What else was lurking in the lesser-traveled pathways of her heart? Perhaps she could sort things out during a leisurely bath, with a puffy inflated pillow to rest her weary head on and cucumber slices working magic on the shadowy wrinkles under her eyes. But right then the voice of her deeper emotions was drowned out by the stress and jangled nerves resulting from multiple deaths impacting her life.
Bam! Mike Wolf’s wife dies. She was practically a vegetable, but it counts anyway. Whack! Rick meets a horrible end. Pow! A little girl crushed by Schultz ‘s car. Her parents stolid for the cameras, despairing in private. And then Rheinhardt. The cold-blooded assassination of a man I’d only met twice but was part of the law enforcement family. Deaths in the family, all of them.
PJ shook her head to get her spinning thoughts in order.
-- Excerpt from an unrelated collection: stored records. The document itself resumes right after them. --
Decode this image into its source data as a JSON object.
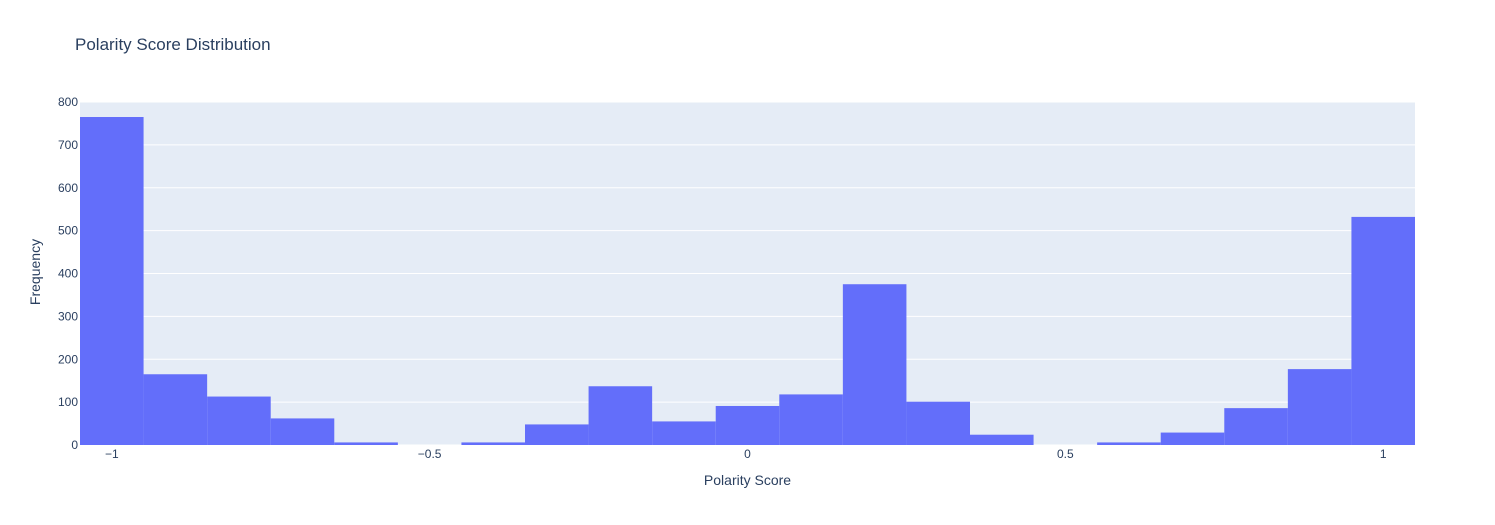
{
  "chart_data": {
    "type": "bar",
    "title": "Polarity Score Distribution",
    "xlabel": "Polarity Score",
    "ylabel": "Frequency",
    "xlim": [
      -1.05,
      1.05
    ],
    "ylim": [
      0,
      800
    ],
    "x_ticks": [
      {
        "value": -1,
        "label": "−1"
      },
      {
        "value": -0.5,
        "label": "−0.5"
      },
      {
        "value": 0,
        "label": "0"
      },
      {
        "value": 0.5,
        "label": "0.5"
      },
      {
        "value": 1,
        "label": "1"
      }
    ],
    "y_ticks": [
      {
        "value": 0,
        "label": "0"
      },
      {
        "value": 100,
        "label": "100"
      },
      {
        "value": 200,
        "label": "200"
      },
      {
        "value": 300,
        "label": "300"
      },
      {
        "value": 400,
        "label": "400"
      },
      {
        "value": 500,
        "label": "500"
      },
      {
        "value": 600,
        "label": "600"
      },
      {
        "value": 700,
        "label": "700"
      },
      {
        "value": 800,
        "label": "800"
      }
    ],
    "bin_width": 0.1,
    "bins": [
      {
        "x0": -1.05,
        "x1": -0.95,
        "count": 765
      },
      {
        "x0": -0.95,
        "x1": -0.85,
        "count": 165
      },
      {
        "x0": -0.85,
        "x1": -0.75,
        "count": 113
      },
      {
        "x0": -0.75,
        "x1": -0.65,
        "count": 62
      },
      {
        "x0": -0.65,
        "x1": -0.55,
        "count": 6
      },
      {
        "x0": -0.55,
        "x1": -0.45,
        "count": 0
      },
      {
        "x0": -0.45,
        "x1": -0.35,
        "count": 6
      },
      {
        "x0": -0.35,
        "x1": -0.25,
        "count": 48
      },
      {
        "x0": -0.25,
        "x1": -0.15,
        "count": 137
      },
      {
        "x0": -0.15,
        "x1": -0.05,
        "count": 55
      },
      {
        "x0": -0.05,
        "x1": 0.05,
        "count": 91
      },
      {
        "x0": 0.05,
        "x1": 0.15,
        "count": 118
      },
      {
        "x0": 0.15,
        "x1": 0.25,
        "count": 375
      },
      {
        "x0": 0.25,
        "x1": 0.35,
        "count": 101
      },
      {
        "x0": 0.35,
        "x1": 0.45,
        "count": 24
      },
      {
        "x0": 0.45,
        "x1": 0.55,
        "count": 0
      },
      {
        "x0": 0.55,
        "x1": 0.65,
        "count": 6
      },
      {
        "x0": 0.65,
        "x1": 0.75,
        "count": 29
      },
      {
        "x0": 0.75,
        "x1": 0.85,
        "count": 86
      },
      {
        "x0": 0.85,
        "x1": 0.95,
        "count": 177
      },
      {
        "x0": 0.95,
        "x1": 1.05,
        "count": 532
      }
    ],
    "colors": {
      "bar": "#636efa",
      "plot_bg": "#e5ecf6",
      "grid": "#ffffff",
      "text": "#2a3f5f"
    },
    "grid": true,
    "legend": "none"
  }
}
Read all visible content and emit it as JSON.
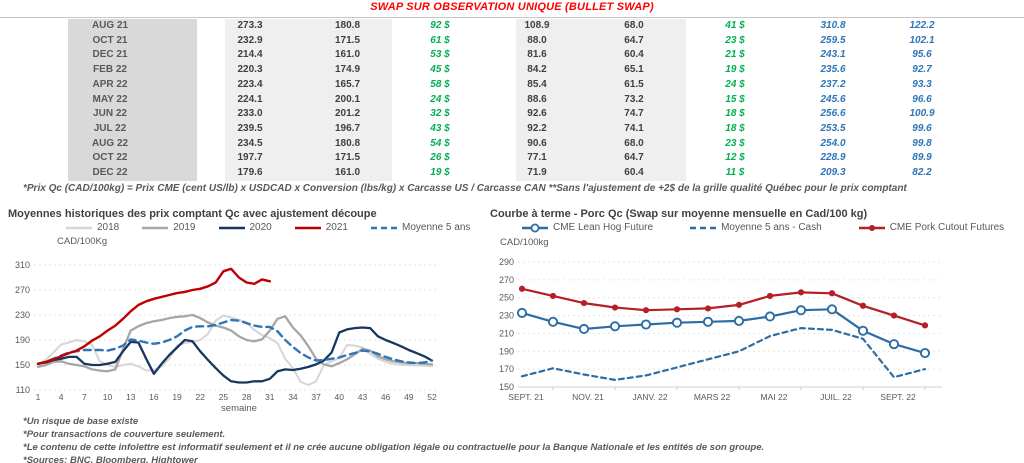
{
  "header": {
    "title": "SWAP SUR OBSERVATION UNIQUE (BULLET SWAP)"
  },
  "colors": {
    "title_red": "#FF0000",
    "swap_green": "#00B050",
    "qc_blue": "#2E75B6",
    "line_2018": "#D6D6D6",
    "line_2019": "#A6A6A6",
    "line_2020": "#17375E",
    "line_2021": "#C00000",
    "line_moyenne": "#2E75B6",
    "right_blue": "#2E6DA4",
    "right_red": "#B42025"
  },
  "table": {
    "rows": [
      {
        "label": "AUG 21",
        "values": [
          "273.3",
          "180.8",
          "92 $",
          "108.9",
          "68.0",
          "41 $",
          "310.8",
          "122.2"
        ]
      },
      {
        "label": "OCT 21",
        "values": [
          "232.9",
          "171.5",
          "61 $",
          "88.0",
          "64.7",
          "23 $",
          "259.5",
          "102.1"
        ]
      },
      {
        "label": "DEC 21",
        "values": [
          "214.4",
          "161.0",
          "53 $",
          "81.6",
          "60.4",
          "21 $",
          "243.1",
          "95.6"
        ]
      },
      {
        "label": "FEB 22",
        "values": [
          "220.3",
          "174.9",
          "45 $",
          "84.2",
          "65.1",
          "19 $",
          "235.6",
          "92.7"
        ]
      },
      {
        "label": "APR 22",
        "values": [
          "223.4",
          "165.7",
          "58 $",
          "85.4",
          "61.5",
          "24 $",
          "237.2",
          "93.3"
        ]
      },
      {
        "label": "MAY 22",
        "values": [
          "224.1",
          "200.1",
          "24 $",
          "88.6",
          "73.2",
          "15 $",
          "245.6",
          "96.6"
        ]
      },
      {
        "label": "JUN 22",
        "values": [
          "233.0",
          "201.2",
          "32 $",
          "92.6",
          "74.7",
          "18 $",
          "256.6",
          "100.9"
        ]
      },
      {
        "label": "JUL 22",
        "values": [
          "239.5",
          "196.7",
          "43 $",
          "92.2",
          "74.1",
          "18 $",
          "253.5",
          "99.6"
        ]
      },
      {
        "label": "AUG 22",
        "values": [
          "234.5",
          "180.8",
          "54 $",
          "90.6",
          "68.0",
          "23 $",
          "254.0",
          "99.8"
        ]
      },
      {
        "label": "OCT 22",
        "values": [
          "197.7",
          "171.5",
          "26 $",
          "77.1",
          "64.7",
          "12 $",
          "228.9",
          "89.9"
        ]
      },
      {
        "label": "DEC 22",
        "values": [
          "179.6",
          "161.0",
          "19 $",
          "71.9",
          "60.4",
          "11 $",
          "209.3",
          "82.2"
        ]
      }
    ],
    "footnote": "*Prix Qc (CAD/100kg) = Prix CME (cent US/lb) x USDCAD x Conversion (lbs/kg) x Carcasse US / Carcasse CAN **Sans l'ajustement de +2$ de la grille qualité Québec pour le prix comptant"
  },
  "chart_data": [
    {
      "type": "line",
      "title": "Moyennes historiques des prix comptant Qc avec ajustement découpe",
      "ylabel": "CAD/100Kg",
      "xlabel": "semaine",
      "ylim": [
        110,
        310
      ],
      "yticks": [
        110,
        150,
        190,
        230,
        270,
        310
      ],
      "xticks": [
        1,
        4,
        7,
        10,
        13,
        16,
        19,
        22,
        25,
        28,
        31,
        34,
        37,
        40,
        43,
        46,
        49,
        52
      ],
      "grid": "horizontal-dotted",
      "legend_position": "top",
      "series": [
        {
          "name": "2018",
          "color": "#D6D6D6",
          "width": 2,
          "values": [
            150,
            158,
            170,
            183,
            186,
            190,
            188,
            182,
            156,
            150,
            147,
            150,
            152,
            148,
            141,
            142,
            148,
            160,
            181,
            185,
            187,
            190,
            200,
            221,
            229,
            226,
            222,
            218,
            206,
            198,
            193,
            185,
            160,
            145,
            123,
            118,
            124,
            150,
            156,
            161,
            182,
            181,
            178,
            168,
            160,
            155,
            152,
            150,
            150,
            149,
            149,
            148
          ]
        },
        {
          "name": "2019",
          "color": "#A6A6A6",
          "width": 2.3,
          "values": [
            147,
            150,
            155,
            156,
            152,
            150,
            148,
            143,
            141,
            140,
            143,
            175,
            205,
            212,
            217,
            220,
            222,
            225,
            227,
            228,
            230,
            225,
            218,
            213,
            210,
            205,
            196,
            190,
            188,
            191,
            205,
            224,
            228,
            210,
            197,
            180,
            160,
            151,
            148,
            153,
            159,
            167,
            176,
            173,
            164,
            159,
            156,
            154,
            153,
            153,
            152,
            151
          ]
        },
        {
          "name": "2020",
          "color": "#17375E",
          "width": 2.3,
          "values": [
            152,
            154,
            158,
            160,
            163,
            163,
            152,
            150,
            150,
            152,
            155,
            172,
            187,
            186,
            160,
            136,
            152,
            166,
            178,
            190,
            188,
            172,
            158,
            145,
            133,
            124,
            122,
            122,
            124,
            124,
            128,
            140,
            143,
            142,
            144,
            147,
            151,
            157,
            170,
            202,
            207,
            209,
            210,
            209,
            196,
            190,
            185,
            180,
            174,
            169,
            164,
            157
          ]
        },
        {
          "name": "Moyenne 5 ans",
          "color": "#2E75B6",
          "width": 2.4,
          "dash": "7,5",
          "values": [
            152,
            155,
            160,
            165,
            170,
            172,
            174,
            174,
            174,
            173,
            176,
            181,
            191,
            189,
            186,
            184,
            186,
            190,
            196,
            205,
            211,
            212,
            212,
            214,
            218,
            222,
            221,
            217,
            213,
            211,
            211,
            204,
            190,
            179,
            169,
            162,
            157,
            158,
            160,
            162,
            166,
            169,
            173,
            172,
            168,
            163,
            159,
            156,
            154,
            153,
            154,
            157
          ]
        },
        {
          "name": "2021",
          "color": "#C00000",
          "width": 2.4,
          "values": [
            152,
            155,
            159,
            164,
            169,
            173,
            180,
            189,
            196,
            205,
            213,
            224,
            236,
            246,
            252,
            256,
            259,
            262,
            265,
            267,
            270,
            272,
            276,
            282,
            300,
            304,
            290,
            282,
            280,
            287,
            284
          ]
        }
      ],
      "legend_order": [
        "2018",
        "2019",
        "2020",
        "2021",
        "Moyenne 5 ans"
      ]
    },
    {
      "type": "line",
      "title": "Courbe à terme - Porc Qc (Swap sur moyenne mensuelle en Cad/100 kg)",
      "ylabel": "CAD/100kg",
      "ylim": [
        150,
        290
      ],
      "yticks": [
        150,
        170,
        190,
        210,
        230,
        250,
        270,
        290
      ],
      "xtick_labels": [
        "SEPT. 21",
        "NOV. 21",
        "JANV. 22",
        "MARS 22",
        "MAI 22",
        "JUIL. 22",
        "SEPT. 22"
      ],
      "xtick_positions": [
        0,
        2,
        4,
        6,
        8,
        10,
        12
      ],
      "grid": "horizontal-dotted",
      "legend_position": "top",
      "series": [
        {
          "name": "CME Lean Hog Future",
          "color": "#2E6DA4",
          "width": 2.2,
          "marker": "open",
          "values": [
            233,
            223,
            215,
            218,
            220,
            222,
            223,
            224,
            229,
            236,
            237,
            213,
            198,
            188
          ]
        },
        {
          "name": "Moyenne 5 ans - Cash",
          "color": "#2E6DA4",
          "width": 2.2,
          "dash": "5,4",
          "values": [
            162,
            171,
            164,
            158,
            163,
            172,
            181,
            190,
            207,
            216,
            214,
            204,
            161,
            170
          ]
        },
        {
          "name": "CME Pork Cutout Futures",
          "color": "#B42025",
          "width": 2.2,
          "marker": "filled",
          "values": [
            260,
            252,
            244,
            239,
            236,
            237,
            238,
            242,
            252,
            256,
            255,
            241,
            230,
            219
          ]
        }
      ]
    }
  ],
  "footnotes": [
    "*Un risque de base existe",
    "*Pour transactions de couverture seulement.",
    "*Le contenu de cette infolettre est informatif seulement et il ne crée aucune obligation légale ou contractuelle pour la Banque Nationale et les entités de son groupe.",
    "*Sources: BNC, Bloomberg, Hightower"
  ]
}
Then she noticed that Dav
e and Anita were staring at her expectantly. She must have missed something, a joke perhaps. She decided to bluff it out.
“Enough of that,” she said, as much to herself as to them, tapping the pencil on the desk with what she hoped was authority. “What do you think of the possibility of two killers? Or that Ginger was a man, and Rick Schultz went to the apartment for a homosexual contact?”
“Whoa, boss,” said David. “Where’s that coming from?”
She explained her theory that Rick would have to be overpowered in some fashion—by his sexual urge, or by force. He was—had been—tall and muscular, a formidable man, as Schultz had been in his youth. In Schultz’s case, there was a soft roundness where there used to be well-developed muscle, but Rick had gotten himself in shape in prison. It had been confirmed that he had been on a serious fitness and weight lifting regimen. If Ginger was a woman, she’d have to be specially trained, carry a weapon, be lucky, or all three.
Dave shook his head. “I just can’t see that,” he said. “You’re forgetting that Rick was already impaired by alcohol. Wouldn’t that make him an easier target? What about the good old-fashioned method of taking someone by surprise? He could have been jumped the minute he opened the door, when he was busy thinking about doing some jumping of his own.”
PJ scowled, but she knew he was right. They just didn’t have enough information to go on. “Damn!” she said. “Everything on this case seems so slippery. We could sit here all day and jabber about it. I don’t know about you two, but I need to get out and do something.”